Early 19th Century Antisemitic canard

The Simonini letter is the earliest modern example of a document claiming a Jewish conspiracy and a Jewish coalition with the Illuminati.

== History ==
The Simonini letter was a document sent to French author Augustin Barruel in 1806. Barruel had recently published a book claiming that a conspiracy had led to the French Revolution in 1797, when he received the letter from an author identifying himself as Jean-Baptiste Simonini. The letter was dated August 1, 1806 and Barruel received it in Paris on August 20 of the same year.

The author, who claimed to be from Florence, Italy said he had infiltrated the Piedmont Jewish community by claiming to have been a baptized Jew who wanted to restore his connection with his ancestral "nation". The Jews, he said, revealed to him that both the Freemasons and the Illuminati were founded by them and that they were planning on taking over Europe. It is one of the earliest instances of the idea of a Judeo-Masonic conspiracy theory as well as conspiracy involving a cabal of Jews trying to take over the world.

Barruel was unable to establish contact with Simonini. He chose not to publicize the letter, fearing it might incite violence against the Jews, but did circulate it among influential circles in France. Nothing more was heard of the letter until Barruel was on his deathbed in 1820 and summoned a Father Grivel. He confessed to the priest that he had written a new manuscript incorporating the Jews into his Masonic conspiracy theory. This conspiracy began with Mani and included the medieval Knights Templar.

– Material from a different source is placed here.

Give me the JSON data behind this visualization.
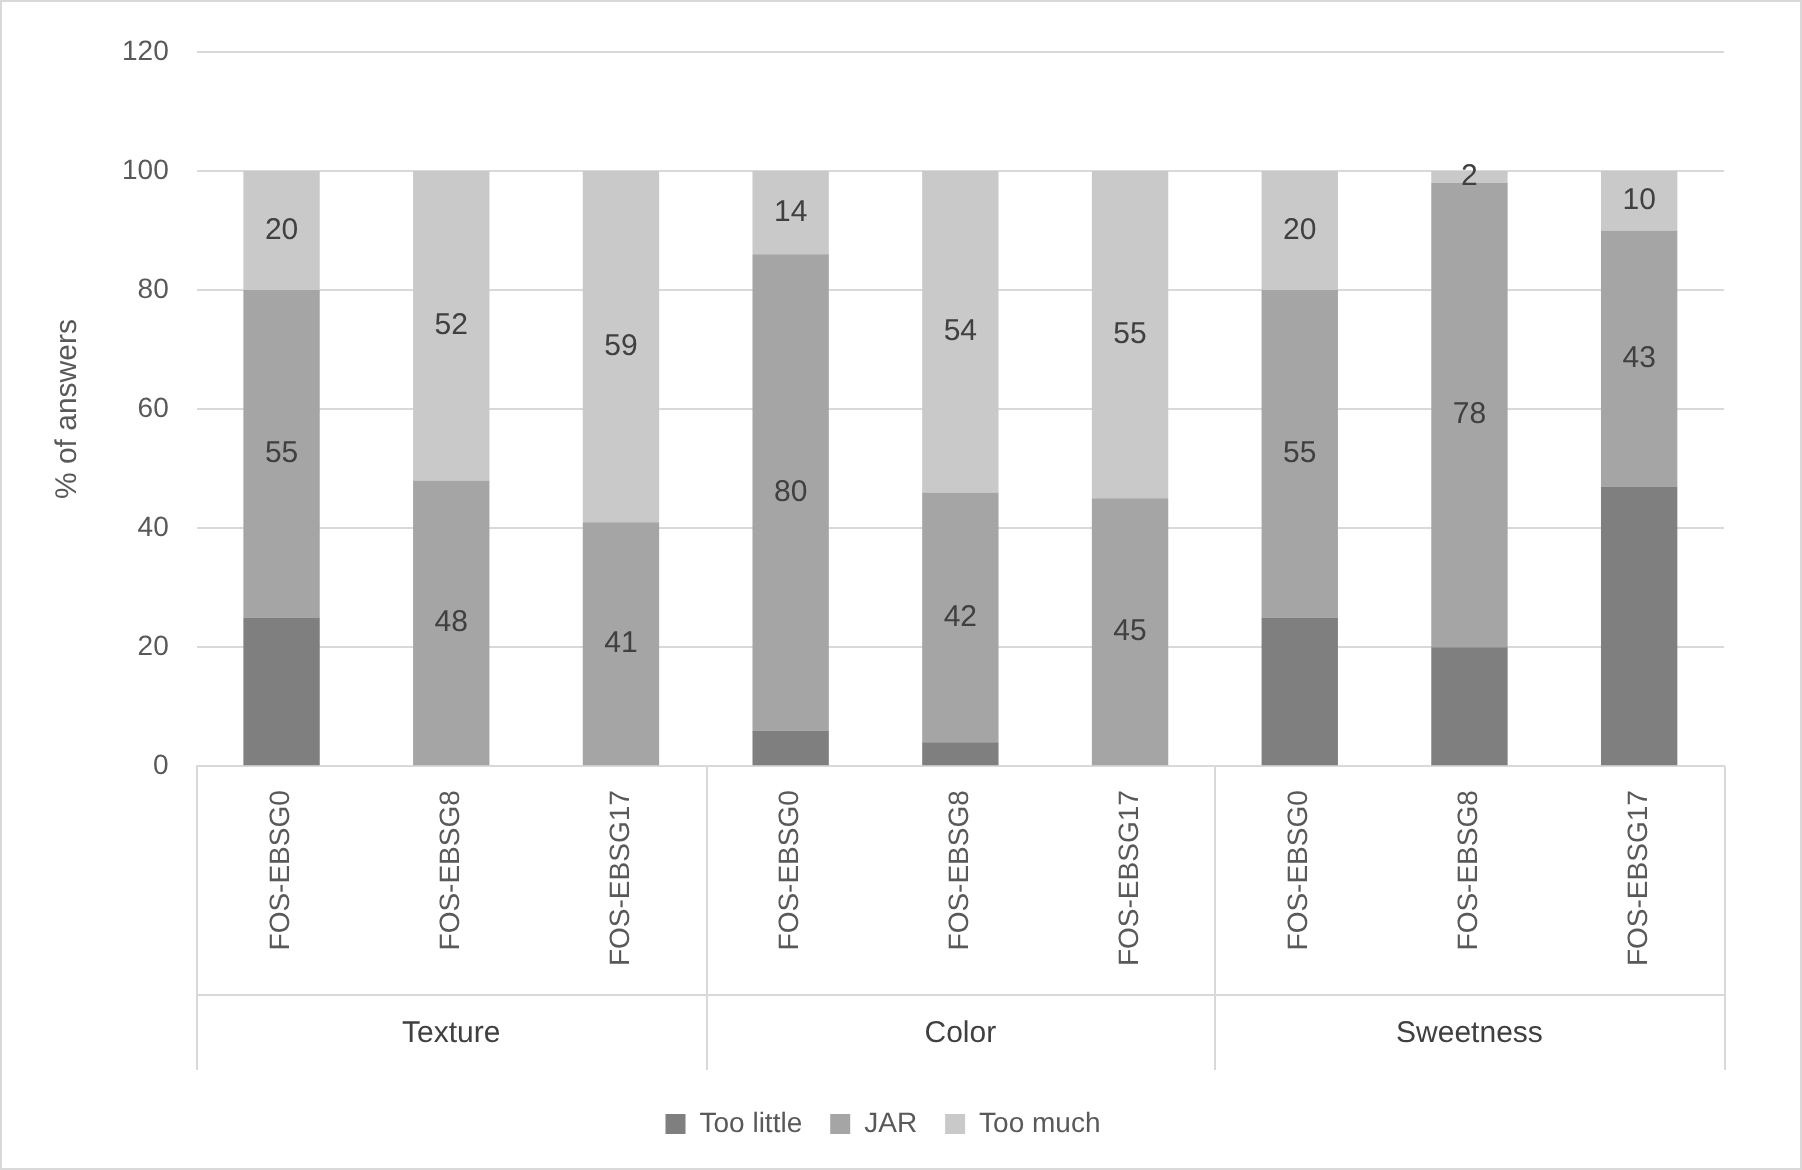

The current leadership of this conspiracy was a council of 21, 9 of whom were Jews. However, he burned this manuscript two days before his death.

== Legacy ==

The letter was first published in 1878, in the magazine Le Contemporain. It was subsequently picked up by authors advancing antisemitic conspiracy theories. Its contents are believed to have inspired parts of the Protocols of the Elders of Zion which itself advanced a theory of a secret Jewish conspiracy for world domination.